OK, I'm a new kid here, but I really have shot a couple of rounds in the past. I'm (just barely) old enough to remember when the Glock 17 hit the streets in the States, and to remember when S&W introduced the .40 S&W.
My tastes are wide-ranging and kinda eclectic, and I waste time "just settin' here thinkin' about stuff" sometimes.
When the .40 came out, I was ecstatic. Why, it was the .41 AE with big factory support! It was the .40 G&A, in production! It was the Centimeter! It was a self-shucker-suitable .38 WCF.
Now, kids don't believe this, but "back in the day" we didn't have really good JHP bullets. The 1980s were only fifteen or twenty years after Lee Jurras and Super-Vel introduced actual working "holler pernt" ammo. Today it's pretty dang easy to get good 9mm JHPs----but it wasn't always so.
The gripes about good JHP ammo also sort of applied to the .45 ACP, but hey, at least we were already throwing a goodly chunk of lead.
I thought that the .40 made a really nice middle ground between the 9mm and the .45 ACP. Sixteen rounds of 9mm, 8 rounds of .45 ACP, split the difference and you get 12 rounds of .40 S&W . . . and in 9mm sized pistols, too! Sure, there were, and are, big 9mms, but a lot of the 9mm pistols themselves were svelte and handy in comparison with a "big ol' 1911." (Think with particularity here of the Browning Hi-Power.)
Bullet weight was the same "split the difference" as the magazine capacity. 9mm standard was the 115, the .45 ACP was 230, and right between them ought to be 172 or so grains---and the .40 was introduced standard with a 180 grain. All to the good, right?
Unfortunately, our old friend "Mr. Laws of Physics" came to visit.
I think---and this is just my theorizing here, so take it as you will---I think that the whole problem with the .40 S&W is that they tried to make it a "big 9mm" instead of a "little .45" (if that makes any sense).
At introduction, the standard .40 was (as mentioned above by me and by earlier posters) a 180 at 950 fps. It also had a JTC bullet profile that I'm convinced works better than the round nose of 9mm and .45 ACP hardball. Since then, bullet weight has been dropping, velocities have been accelerating, and my enthusiasm for the .40 has been dropping some as well.

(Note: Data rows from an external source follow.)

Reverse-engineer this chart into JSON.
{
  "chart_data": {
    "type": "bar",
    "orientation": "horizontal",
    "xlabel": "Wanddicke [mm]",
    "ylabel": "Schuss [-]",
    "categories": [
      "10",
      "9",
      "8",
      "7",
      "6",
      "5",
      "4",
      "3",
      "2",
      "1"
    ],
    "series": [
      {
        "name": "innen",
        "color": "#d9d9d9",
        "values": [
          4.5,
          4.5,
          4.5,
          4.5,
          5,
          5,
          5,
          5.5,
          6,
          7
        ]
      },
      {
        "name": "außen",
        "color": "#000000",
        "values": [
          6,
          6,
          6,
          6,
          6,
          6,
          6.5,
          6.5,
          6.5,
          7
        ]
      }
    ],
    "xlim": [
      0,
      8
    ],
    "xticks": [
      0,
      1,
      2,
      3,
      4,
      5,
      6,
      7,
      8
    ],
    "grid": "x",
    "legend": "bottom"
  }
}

With today's technology, I'm sure it would be no problem at all to whip up a good working .40 S&W JHP load that pushed a 180 grain bullet at a .45 ACP's traditional 850 fps. This would have been the "little .45" approach.
Above I mentioned our old friend Mr. Laws of Physics. Regardless of the virtues of the cartridge in isolation, you have to consider it in conjunction with the "launching platform." When you take a perfectly fine 9mm handgun, and put another high pressure cartridge in it, that launches a heavier bullet, you're pretty much just stuck with heavier recoil.
For me, the recoil of the .40 mitigates many of its virtues. With a 9mm, I have a high capacity, fast stepping, soft recoiling pistol, With a .45 ACP, I have a low capacity, slow walking, soft recoiling pistol. With the .40 S&W, I end up with a mid-capacity, mid-speed, harsh recoiling pistol. For me, it's neither fish nor fowl nor good red meat. I can get faster, and more accurate hits with either a 9mm or a .45 ACP, and thus prefer those cartridges.
Circling back to the original subject (does this nickname make any sense?), I'd have to say "NO." It's a very modern, high pressure, mid-size handgun cartridge. The 10mm will ALWAYS be able to gin up more fpe, because there's more powder room. Calling the .40 Short and Weak is like calling the .44 Special Short and Weak, and no one wants a horde of .44 Special junkies to be coming after them, for dissing their round.
That's my BS for you.
(Umm, that's "Ballistic Speculation," folks!)